Podemos mobilise les masses en Espagne
Plus de 100.000 partisans du parti de gauche Podemos ont participé samedi à Madrid à une "marche pour le changement", afin de dénoncer l'austérité. Si certains commentateurs sont optimistes et estiment que Syriza et Podemos ont le pouvoir de transformer l'indignation en politique constructive, d'autres redoutent une montée en puissance des partis d'extrême gauche.
La voix politique de l'indignation
Podemos et Syriza confèrent une voix politique à l'indignation, écrit le philosophe Josep Ramoneda dans le quotidien de centre-gauche El País : "Ce ne sont pas des mouvements qui remettent en cause le système. Nous ne sommes pas sur le point d'assister à une révolution. C'est l'expression d'une forme de saturation et d'un rejet des partis sclérosés et d'une démocratie minée par la promiscuité avec le pouvoir et l'argent. … La singularité de Podemos, c'est que le parti a osé transformer l'indignation en option politique et dire : 'Nous l'emporterons !' Pour les dirigeants, c'est inacceptable. La démocratie n'est pas menacée par les partis émergents, mais par le refus des partis traditionnels à céder le pouvoir et à faire de la place dans l'arène politique. Avec le maintien du système bipartite, de moins en moins de citoyens se sentiront représentés dans la démocratie."

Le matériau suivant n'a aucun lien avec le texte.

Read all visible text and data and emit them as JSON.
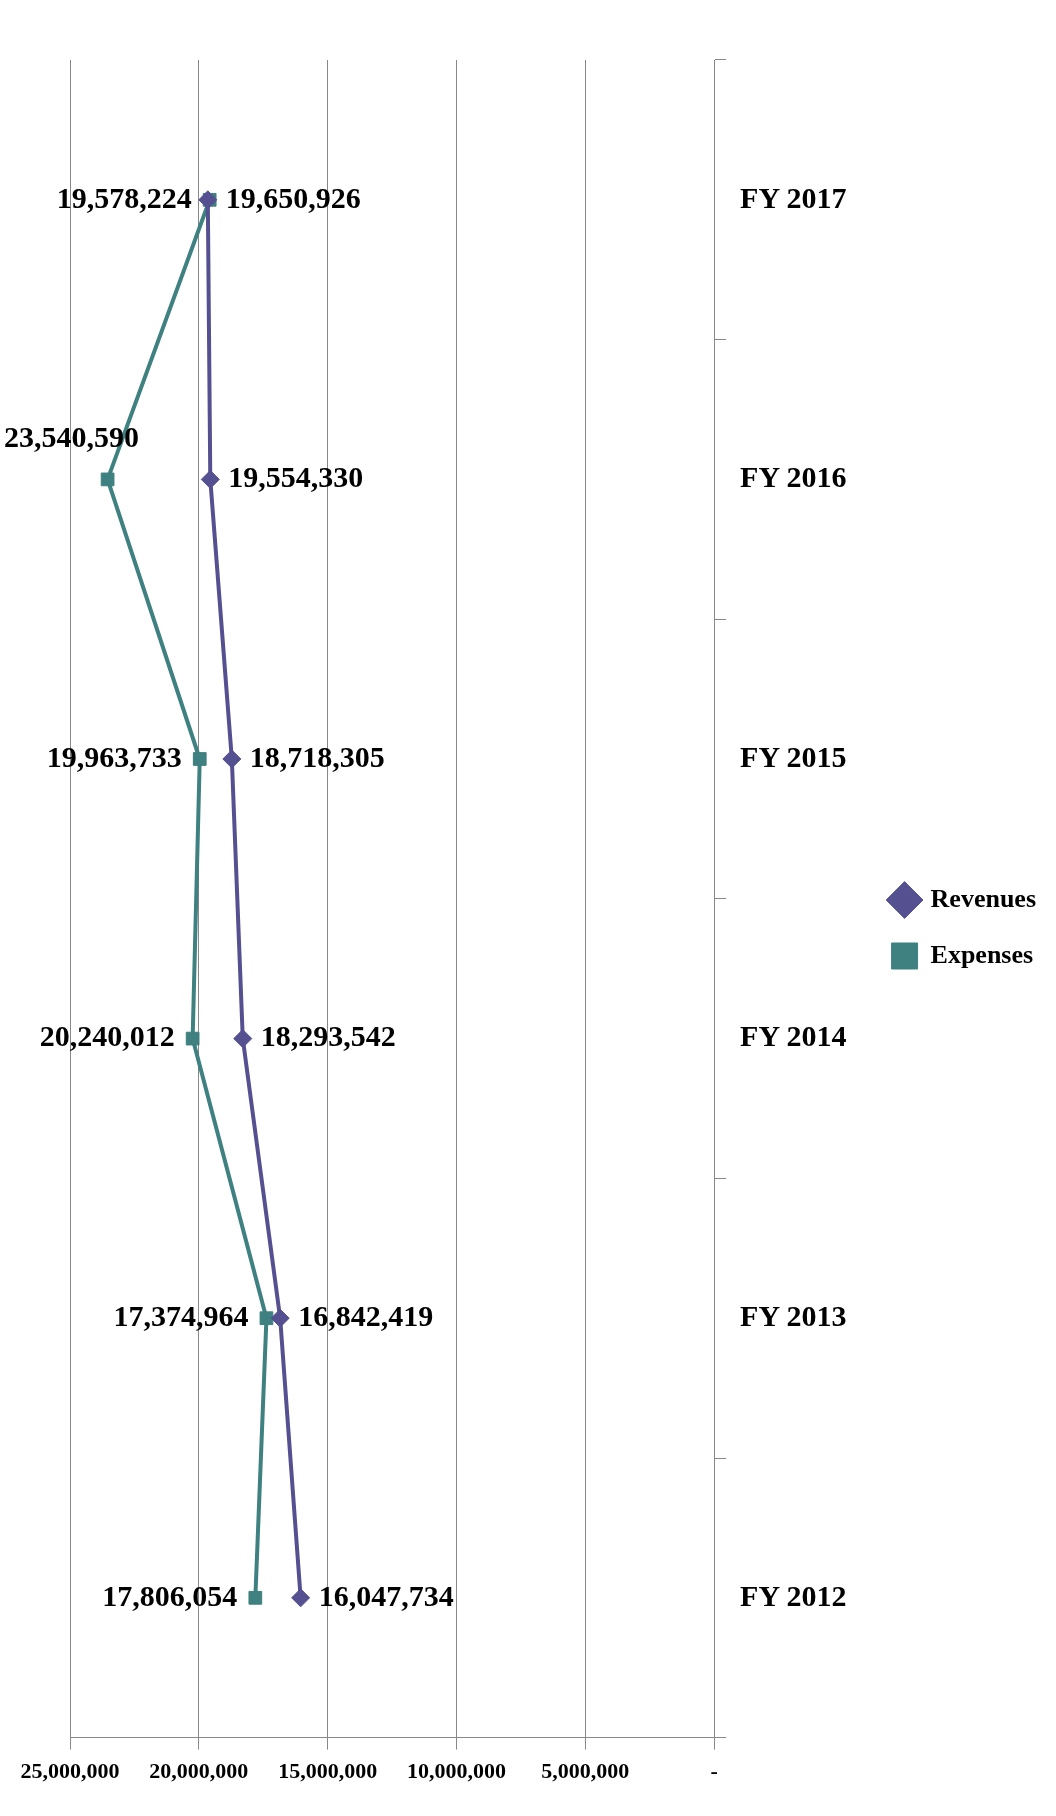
{
  "chart_data": {
    "type": "line",
    "orientation": "horizontal",
    "categories": [
      "FY 2017",
      "FY 2016",
      "FY 2015",
      "FY 2014",
      "FY 2013",
      "FY 2012"
    ],
    "series": [
      {
        "name": "Revenues",
        "color": "#55508f",
        "marker": "diamond",
        "values": [
          19650926,
          19554330,
          18718305,
          18293542,
          16842419,
          16047734
        ],
        "value_labels": [
          "19,650,926",
          "19,554,330",
          "18,718,305",
          "18,293,542",
          "16,842,419",
          "16,047,734"
        ]
      },
      {
        "name": "Expenses",
        "color": "#3f8080",
        "marker": "square",
        "values": [
          19578224,
          23540590,
          19963733,
          20240012,
          17374964,
          17806054
        ],
        "value_labels": [
          "19,578,224",
          "23,540,590",
          "19,963,733",
          "20,240,012",
          "17,374,964",
          "17,806,054"
        ]
      }
    ],
    "xlim": [
      25000000,
      0
    ],
    "xticks": [
      {
        "value": 0,
        "label": "-"
      },
      {
        "value": 5000000,
        "label": "5,000,000"
      },
      {
        "value": 10000000,
        "label": "10,000,000"
      },
      {
        "value": 15000000,
        "label": "15,000,000"
      },
      {
        "value": 20000000,
        "label": "20,000,000"
      },
      {
        "value": 25000000,
        "label": "25,000,000"
      }
    ],
    "grid": "x",
    "legend": "right"
  }
}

Podemos et Syriza, l'amorce d'un changement
Les mouvements en Grèce et en Espagne n'ont malheureusement eu aucune influence sur le cap du gouvernement français jusque-là, déplore le quotidien communiste L'Humanité à l'issue de la grande mobilisation des partisans de Podemos en Espagne : "La dégringolade sociale pour programme ! Ni la victoire de Syriza en Grèce ni l'ampleur de la marche pour le changement, organisée samedi par Podemos en Espagne, ne font transiger le gouvernement sur ses choix économiques. Oui, tout peut basculer. Mais depuis l'élection de Syriza, il n'est pas écrit que le virage se prenne à droite. Une semaine après la victoire du parti anti-austérité en Grèce, le peuple antilibéral est au rendez-vous en Espagne. Ces mouvements, rassemblements des humiliés, des appauvris, des révoltés, des solidaires, participent du renouvellement des pratiques démocratiques. Ils prouvent que la voix des peuples peut s'imposer dans le débat politique. Le grain de sable est dans la machine européenne."
Un discours positif
La mobilisation de samedi a clairement montré que le parti Podemos était plus qu'un simple mouvement protestataire, estime le quotidien libéral Jutarnji List : "Le leader de la formation, Pablo Iglesias, a mieux compris qu'Alexis Tsipras qu'on ne pouvait pas dire non à toutes les propositions. Ce que n'a pas compris non plus le mouvement 'Occupy Wall Street'. 'Nous avons été vaincus parce que nous avons été capables de dire non, mais pas de dire pourquoi', résume l'auteure culte Naomi Klein. Podemos a su apprendre de ces erreurs ; on le voit à sa propension à dire 'oui' ou 'oui, nous y arriverons'. Ce mouvement est certainement populiste, et bien entendu, le populisme de gauche peut aussi aboutir au populisme de droite. Il s'agit cependant ici de l'expression d'un mécontentement authentique qui ne touche pas seulement quelques générations, mais un peuple entier. Podemos est né d'un mouvement venu d'en bas, et ce vent balaye maintenant tout le sud de l'UE. Les choses deviennent intéressantes."
Syriza, un danger pour l'Espagne, le Portugal et l'Irlande
Dans le journal dominical de centre-gauche Vasárnapi Hírek, le journaliste Endre Aczél redoute une montée en puissance des forces d'extrême gauche après la victoire électorale de Syriza et la démonstration de force des partisans de Podemos en Espagne : "Après la victoire électorale de Syriza, l'avancée de Podemos en Espagne paraît inexorable. Les deux formations appartiennent à la gauche radicale ; toutes deux sont populistes, hostiles aux élites et basent leur politique sur un principe : le citoyen lambda n'a pas à payer pour les erreurs commises par les partis traditionnels et l'establishment politique. … Le problème, c'est que la victoire de Syriza génère une grande force d'attraction. … Des élections auront bientôt lieu en Espagne, au Portugal et en Irlande. Il est à craindre que des forces populistes de gauche arrivent aussi au pouvoir dans ces pays".